Chains 410 vs 415 drive chain, catasrophic failure brand new engine

I agree, forget the 410 or 415 chain. Go with the #41 chain. It is REALLY forgiving to any slight misalignments of the rear sprocket and also chain slack.

For the heck of it I have about 2 inches of play in my chain and rode a 10 mile ride today and it never once jumped the sprocket.

No matter how hard I tried I could never get the bmx chain to stay on the sprocket. I was also really afraid of higher speeds of the chain locking up the rear wheel as it did a few times at lower speed.
 
How does it work differently? I am hearing the stories though and buying the chain tomorrow. Perhaps it is the flexibility of the chain or how the links can move freely.
 
How does it work differently? I am hearing the stories though and buying the chain tomorrow. Perhaps it is the flexibility of the chain or how the links can move freely.

The #41 chain is wider and fits the teeth better. Because it is wider the teeth have more room to move around to any misalignments. When you see the #41 chain you may think it is not going to work at first but trust me it will.
 
I just got a 415 KMC "extreme" chain in the mail with my order from Niagara Cycle.

I can't use it because it rubs on the spokes of the rear wheel. It looks really cool though. And it weighs a lot!

I will look at the hardware store and see if they have that industrial chain for garage doors etc that looks like a black, heavy duty bicycle chain, more like a regular bike chain than this 415 monster chain.

I may sell it with the half link and quick links i got for it in the classifieds. Not even fully installed. I put it around the cog and can't even use it. oh well.
 
Hey happycheapskate. Do you have the rear sprocket mounted so that it is
"dished" away from the spokes? I've never seen a chain so close to the wheel that it could hit the spokes. Even with the wide #41 on my original set-up it didn't come close to hitting mine. Just a thought.
Tim
 
Yes, the cog is mounted so the teeth are away from the spokes. The cog is mounted directly on the hub (Hi Stop coaster hub), with 1 rubber donut on the other side of the spokes, with the half-moon plates. This works very well, with the narrow chains and tires about 26x2.0 or skinnier.
 
Step one.

I ordered a sprocket cover for 8 bucks total from spooky, and I ordered a #41 chain from ACE Hardware(thx 4 the link a/c man) which came to about $18. Still have to see if Chase will let me contest that :censored: piston bikes charge.

I am thinking about getting some 1/4" longer cover bolts and some washers (as big as I can get 'em) to increase the surface area holding the cover on. Then I'll bolt the broken bolt hole to the new cover and run a piece of bailing wire between the back of my top right bolt and the clutch cable eye for extra stability. Spooky sells the bottom housings for 20-30 dollars, and I will probably eventually tear the engine down and replace the housing. For now though i just want to get her back on the road as cheaply as possible.

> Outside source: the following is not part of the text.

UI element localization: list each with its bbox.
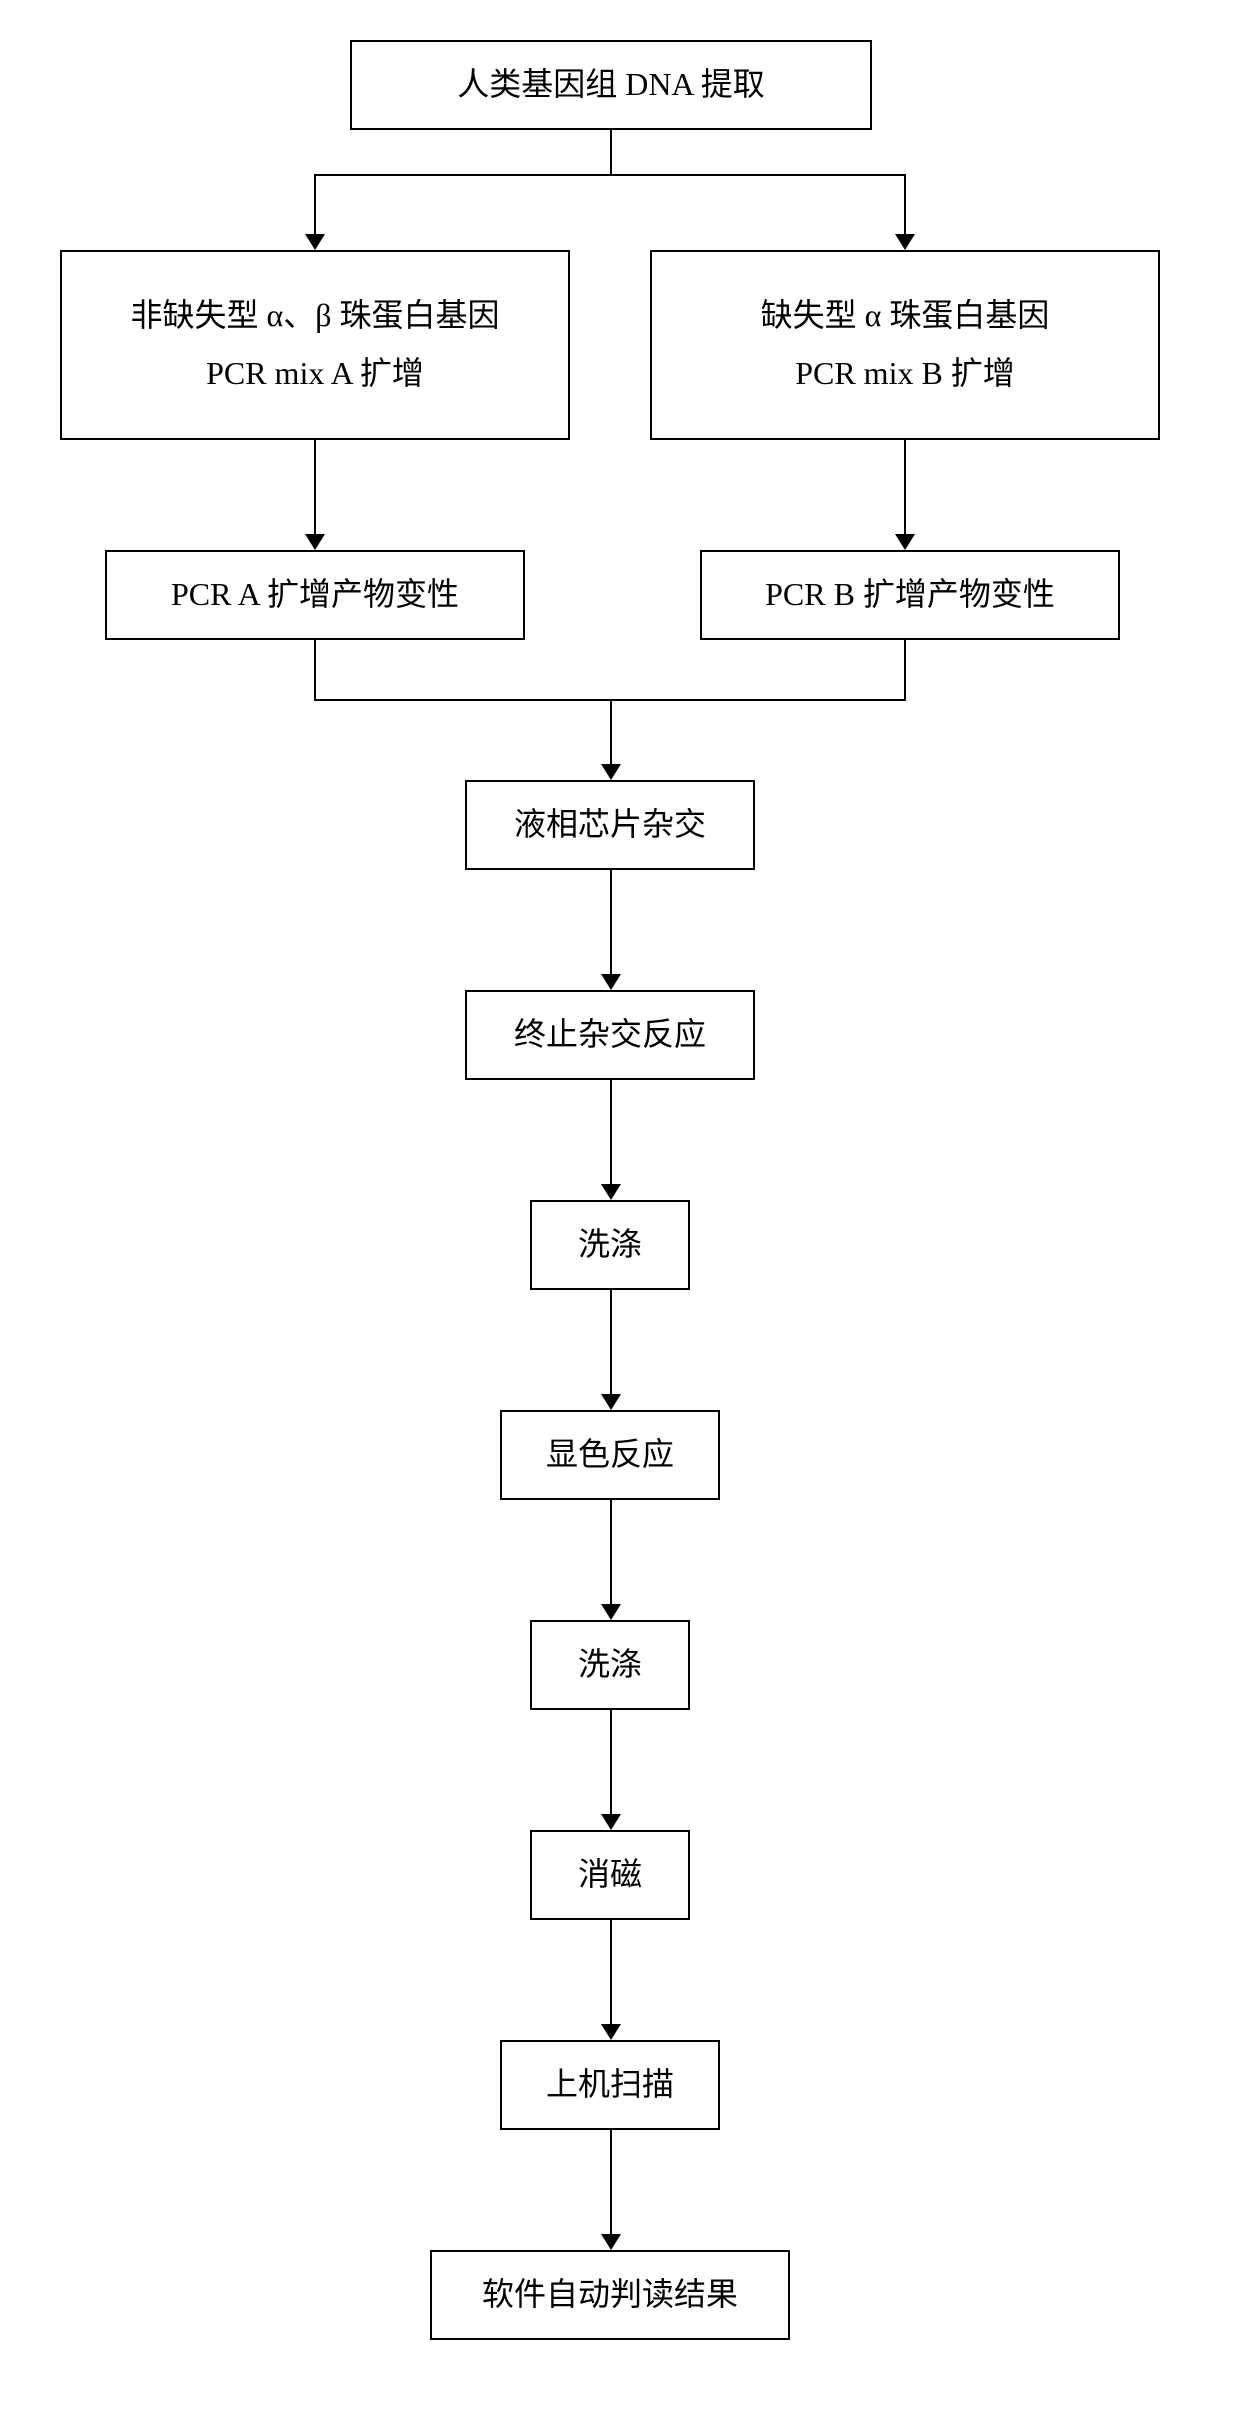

With the #41 chain and Spooky's HD wheel this thing should be a tank. Except of course for my J-rig.:cry: Ill let y'all know how it turns out.

Also I'll be updating my thread in the "Parts & Accesories" forum with an HD Wheel review once I get this fixed and I can finally put some miles on it. You know.. just in case anyone cares.:whistle:
 
Don't forget the metal&epoxy putty aka Bondo or Jb Weld.

PS If its Aluminum, and you are binding it together anyway, there might be some type of aircraft grade aluminum compatible cement (airplane glue, hobby glue) that will work better.
 
I had a grubee kit with stock chain. same issues you described minus breaking cover. it locked up do to allignment and broke chain+1 got 415 chain and didnt break after re allignment. a couple skid marks, But boxers clean. All in working order.
 
For those who don't know, the grubee chain has roll-pins in each link, (inner plates), while most common bicycle chains only have indentations where the pin holes are punched, that the little rollers turn on. This is why bicycle chains "stretch" as the indentations wear down, and why bicycle chains are marked "not for motor vehicle use."

I'm still using my grubee chain but looking for another chain. Tractor Supply didn't have anything I could use. All were too wide, or had the wrong pitch (the 35 looks to be the right width, but has a short link that doesn't fit on the bicycle cog).

If the chain does skip on the driver cog and lock up, you may be able to get it loose by loosening the wheel, and removing the cover. If its not damaged badly, you can work the chain out, undo the quick link, and re install the chain. Remove your spark plug, and you can use a needle nose plier or about anything to pull the chain over the driver cog easily.